May 17, 2011 New research by a University of Illinois law and labor expert shows that in labor disputes between professional athletes and owners, courts have consistently failed to maintain a clear separation between antitrust and labor law.
While players in the three major sports -- football, baseball and basketball -- have pursued a two-pronged approach of collective bargaining and antitrust litigation to eliminate owner-imposed constraints on labor market competition, Michael LeRoy says that the institution of collective bargaining should not be subordinated to antitrust law.
"The place for professional athletes to bargain the terms and conditions of employment is at the collective bargaining table, not the federal courthouse," said LeRoy, a professor of law and of labor and employment relations at Illinois.
"Collective bargaining is intended to allow parties to adjust their relationship through negotiation, even though it's rare that both parties have equal bargaining power. But as long as federal judges enable players to bargain in the courthouse, and not at the traditional bargaining table, collective bargaining in professional sports will be a stunted institution."
According to LeRoy, labor law is designed to be process-oriented, not result-oriented.
"If the union wins, which has been baseball's experience, then that's the way it goes," he said. "If the owners win, as has been the case with the NFL, then the players just have to accept it."
But that hasn't been the case, as the courts have sided with the players in 57 percent of antitrust suits. In the current NFL labor quarrel, the advantage for the players in fleeing from the bargaining table to the shelter of federal courts is that they can continue to work, with salaries and bonuses, while they litigate, LeRoy says.
"And a lot of that is not so much a function of the law but a function of what a particular court says the law is," LeRoy said. "If this litigation were not in the district court of Minnesota, which has a track record of favoring the players, we could be in a much different place right now. Another court -- say, the eastern district of Virginia, just across the Potomac from D.C. -- might have a more owner-friendly way of interpreting it. So the players certainly did well when they went court-shopping."
Professional sports are a major industry, with collective bargaining determining how the $21 billion yearly bounty is divided among players and owners. Since players utilize collective bargaining only when they have no other choice, labor peace is of vital importance for all parties.
"Players in all the sports fear the cost of labor disputes, not because they lack fortitude, but because their short professional careers magnify any potential losses of income due to strikes or lockouts," LeRoy said. "In the current NFL dispute, when U.S. District Judge (Susan Richard) Nelson talks about 'irreparable harm,' she's focusing on that very short window of opportunity that the vast majority of football players have to ply their trade. For baseball players, it's obviously not that short. But for football players, they have (careers that last an average of) 3.5 years to earn their money."
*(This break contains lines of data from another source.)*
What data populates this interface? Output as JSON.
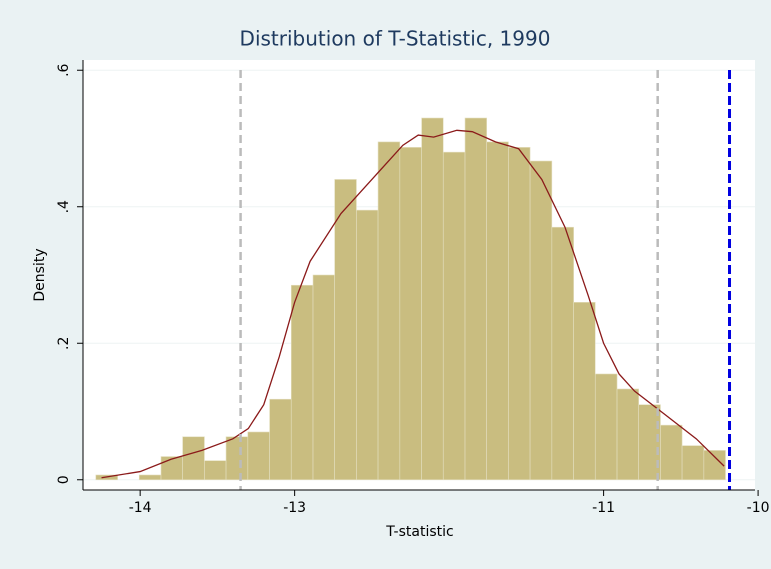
{
  "chart_data": {
    "type": "histogram",
    "title": "Distribution of T-Statistic, 1990",
    "x_label": "T-statistic",
    "y_label": "Density",
    "bins": [
      -14.287,
      -14.146,
      -14.006,
      -13.865,
      -13.725,
      -13.584,
      -13.444,
      -13.303,
      -13.162,
      -13.022,
      -12.881,
      -12.741,
      -12.6,
      -12.46,
      -12.319,
      -12.178,
      -12.038,
      -11.897,
      -11.757,
      -11.616,
      -11.476,
      -11.335,
      -11.194,
      -11.054,
      -10.913,
      -10.773,
      -10.632,
      -10.492,
      -10.351,
      -10.211
    ],
    "values": [
      0.007,
      0,
      0.007,
      0.034,
      0.063,
      0.028,
      0.063,
      0.07,
      0.118,
      0.285,
      0.3,
      0.44,
      0.395,
      0.495,
      0.487,
      0.53,
      0.48,
      0.53,
      0.495,
      0.487,
      0.467,
      0.37,
      0.26,
      0.155,
      0.133,
      0.11,
      0.08,
      0.05,
      0.043
    ],
    "color": "#c9bd80",
    "density_line": {
      "color": "#8b1a1a",
      "x": [
        -14.25,
        -14.0,
        -13.8,
        -13.6,
        -13.4,
        -13.3,
        -13.2,
        -13.1,
        -13.0,
        -12.9,
        -12.7,
        -12.5,
        -12.3,
        -12.2,
        -12.1,
        -11.95,
        -11.85,
        -11.7,
        -11.55,
        -11.4,
        -11.25,
        -11.1,
        -11.0,
        -10.9,
        -10.8,
        -10.6,
        -10.4,
        -10.22
      ],
      "values": [
        0.003,
        0.012,
        0.03,
        0.043,
        0.06,
        0.075,
        0.11,
        0.18,
        0.26,
        0.32,
        0.39,
        0.44,
        0.49,
        0.505,
        0.502,
        0.512,
        0.51,
        0.495,
        0.485,
        0.44,
        0.37,
        0.27,
        0.2,
        0.155,
        0.13,
        0.095,
        0.06,
        0.02
      ]
    },
    "reference_lines": [
      {
        "x": -13.35,
        "color": "#bbbbbb"
      },
      {
        "x": -10.65,
        "color": "#bbbbbb"
      },
      {
        "x": -10.185,
        "color": "#0000e0"
      }
    ],
    "xlim": [
      -14.37,
      -10.02
    ],
    "xticks": [
      -14,
      -13,
      -11,
      -10
    ],
    "ylim": [
      -0.015,
      0.615
    ],
    "yticks": [
      0,
      {
        "value": 0.2,
        "label": ".2"
      },
      {
        "value": 0.4,
        "label": ".4"
      },
      {
        "value": 0.6,
        "label": ".6"
      }
    ],
    "grid": true
  }
}
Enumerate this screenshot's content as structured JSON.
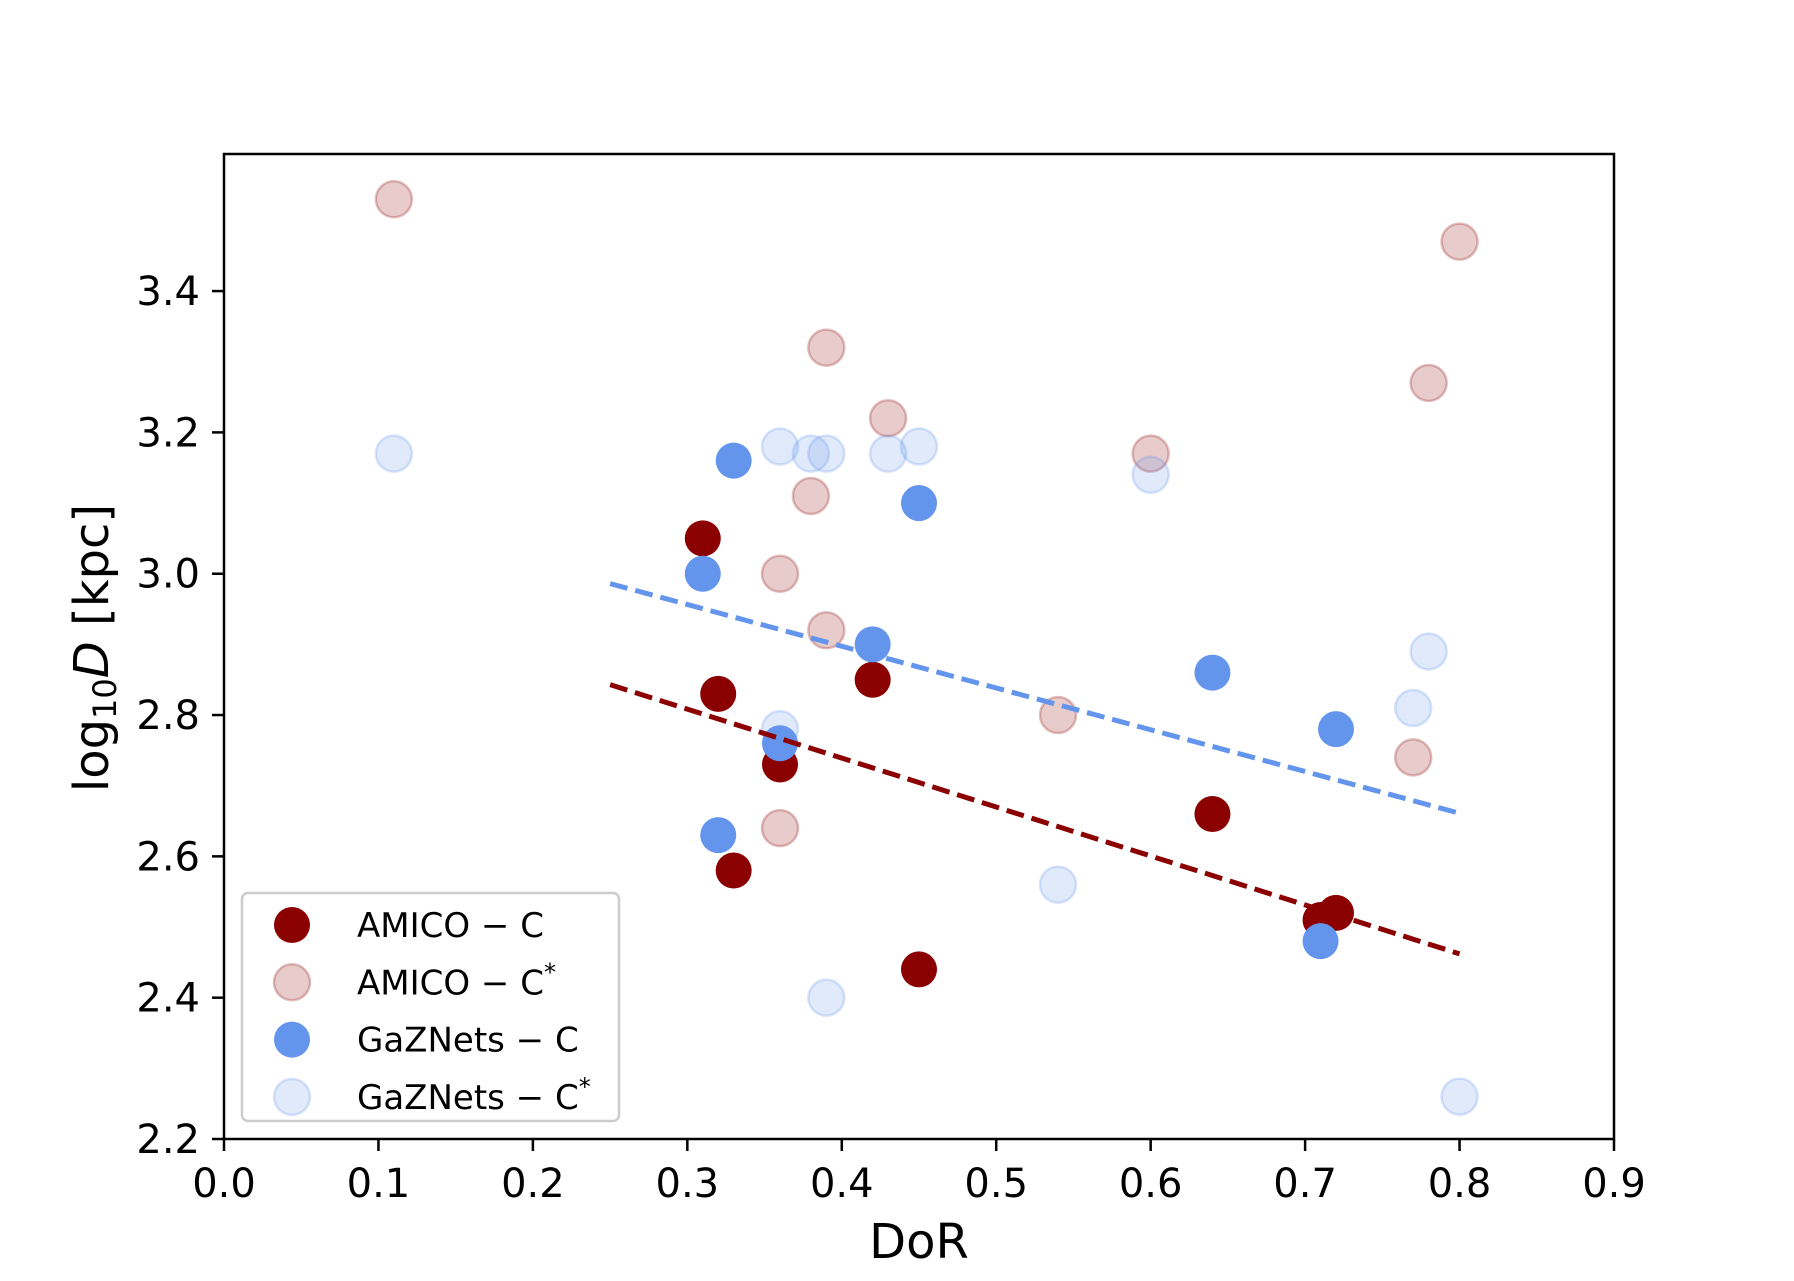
{
  "chart_data": {
    "type": "scatter",
    "title": "",
    "xlabel": "DoR",
    "ylabel_parts": {
      "base": "log",
      "subscript": "10",
      "italic": "D",
      "unit": " [kpc]"
    },
    "ylabel": "log10 D [kpc]",
    "xlim": [
      0.0,
      0.9
    ],
    "ylim": [
      2.2,
      3.594
    ],
    "grid": false,
    "legend_placement": "lower-left",
    "x_ticks": [
      "0.0",
      "0.1",
      "0.2",
      "0.3",
      "0.4",
      "0.5",
      "0.6",
      "0.7",
      "0.8",
      "0.9"
    ],
    "x_tick_values": [
      0.0,
      0.1,
      0.2,
      0.3,
      0.4,
      0.5,
      0.6,
      0.7,
      0.8,
      0.9
    ],
    "y_ticks": [
      "2.2",
      "2.4",
      "2.6",
      "2.8",
      "3.0",
      "3.2",
      "3.4"
    ],
    "y_tick_values": [
      2.2,
      2.4,
      2.6,
      2.8,
      3.0,
      3.2,
      3.4
    ],
    "series": [
      {
        "name": "AMICO − C",
        "legend_base": "AMICO − C",
        "legend_sup": "",
        "color": "#8b0000",
        "faded": false,
        "x": [
          0.31,
          0.32,
          0.33,
          0.36,
          0.42,
          0.45,
          0.64,
          0.71,
          0.72
        ],
        "y": [
          3.05,
          2.83,
          2.58,
          2.73,
          2.85,
          2.44,
          2.66,
          2.51,
          2.52
        ]
      },
      {
        "name": "AMICO − C*",
        "legend_base": "AMICO − C",
        "legend_sup": "*",
        "color": "#8b0000",
        "faded": true,
        "x": [
          0.11,
          0.36,
          0.36,
          0.38,
          0.39,
          0.39,
          0.43,
          0.54,
          0.6,
          0.77,
          0.78,
          0.8
        ],
        "y": [
          3.53,
          3.0,
          2.64,
          3.11,
          3.32,
          2.92,
          3.22,
          2.8,
          3.17,
          2.74,
          3.27,
          3.47
        ]
      },
      {
        "name": "GaZNets − C",
        "legend_base": "GaZNets − C",
        "legend_sup": "",
        "color": "#6495ed",
        "faded": false,
        "x": [
          0.31,
          0.32,
          0.33,
          0.36,
          0.42,
          0.45,
          0.64,
          0.71,
          0.72
        ],
        "y": [
          3.0,
          2.63,
          3.16,
          2.76,
          2.9,
          3.1,
          2.86,
          2.48,
          2.78
        ]
      },
      {
        "name": "GaZNets − C*",
        "legend_base": "GaZNets − C",
        "legend_sup": "*",
        "color": "#6495ed",
        "faded": true,
        "x": [
          0.11,
          0.36,
          0.36,
          0.38,
          0.39,
          0.39,
          0.43,
          0.45,
          0.54,
          0.6,
          0.77,
          0.78,
          0.8
        ],
        "y": [
          3.17,
          3.18,
          2.78,
          3.17,
          3.17,
          2.4,
          3.17,
          3.18,
          2.56,
          3.14,
          2.81,
          2.89,
          2.26
        ]
      }
    ],
    "fit_lines": [
      {
        "name": "AMICO − C fit",
        "color": "#8b0000",
        "style": "dashed",
        "x": [
          0.25,
          0.8
        ],
        "y": [
          2.843,
          2.462
        ]
      },
      {
        "name": "GaZNets − C fit",
        "color": "#6495ed",
        "style": "dashed",
        "x": [
          0.25,
          0.8
        ],
        "y": [
          2.986,
          2.661
        ]
      }
    ]
  }
}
Professional football players have twice decertified their union and turned into a professional association to pursue antitrust litigation. By contrast, professional baseball players have held fast and walked off the job five times in the past 22 years to secure gains at the bargaining table.
"What doesn't get discussed too much is that baseball has this odd history," LeRoy said. "Nearly 90 years ago the Supreme Court ruled that baseball was not interstate commerce, meaning that it's exempt from antitrust law. The only way for players to get anything from owners was to form a union and leverage their power as workers to the max, which means going on strike and toughing it out, over and over again. So the MLB Players Association has really built up its collective bargaining muscles, if you will, and has gotten good at it, institutionally speaking."
But for NFL players, it's a different story.
"The labor peace of the last 18 years in the NFL has occurred largely thanks to the 1993 settlement, after which the players association reconstituted itself as a union and entered into a new collective bargaining agreement with the league. For the players, that opened the door to unrestricted free agency; for the owners, unprecedented growth both in revenue and popularity. But if you took away that settlement, the question becomes can the NFL players bargain on the strength of how unified they are?"
Union solidarity for NFL players is mostly artifice -- about as effective as a fake punt attempt, LeRoy says.
"There's an enormous difference between the interests of the star players -- Peyton Manning, Tom Brady and Drew Brees -- and the rank-and-file players, which makes it hard for a union to hold all that together and make everyone happy," he said. "It's convenient for the union to say, 'We'll take this process as far as we can.' But when things start to hurt, they have the safety net of being to snap their fingers and disband through decertification, like we saw in March. So why even have a player's union if that is how you're going to behave? Well, because it allows them to game the collective bargaining and labor-law system."
But just because the NFL players association decertified and is now a professional association doesn't mean they won't engage in what LeRoy calls "union-like behavior and activities."
"Don't be surprised when you start hearing about how the former head of the NFL players association has advised 'non-members' to agree to licensing deals with the league, or has inquired about salary information," he said. "Don't be surprised when you hear about a high-powered agent acting like a surrogate union representative by bargaining and sharing contract information. In the aftermath of past labor disputes, the NFL has gone to court and complained about this type of union-like behavior to no avail, so I'll think we'll start to see it again this summer."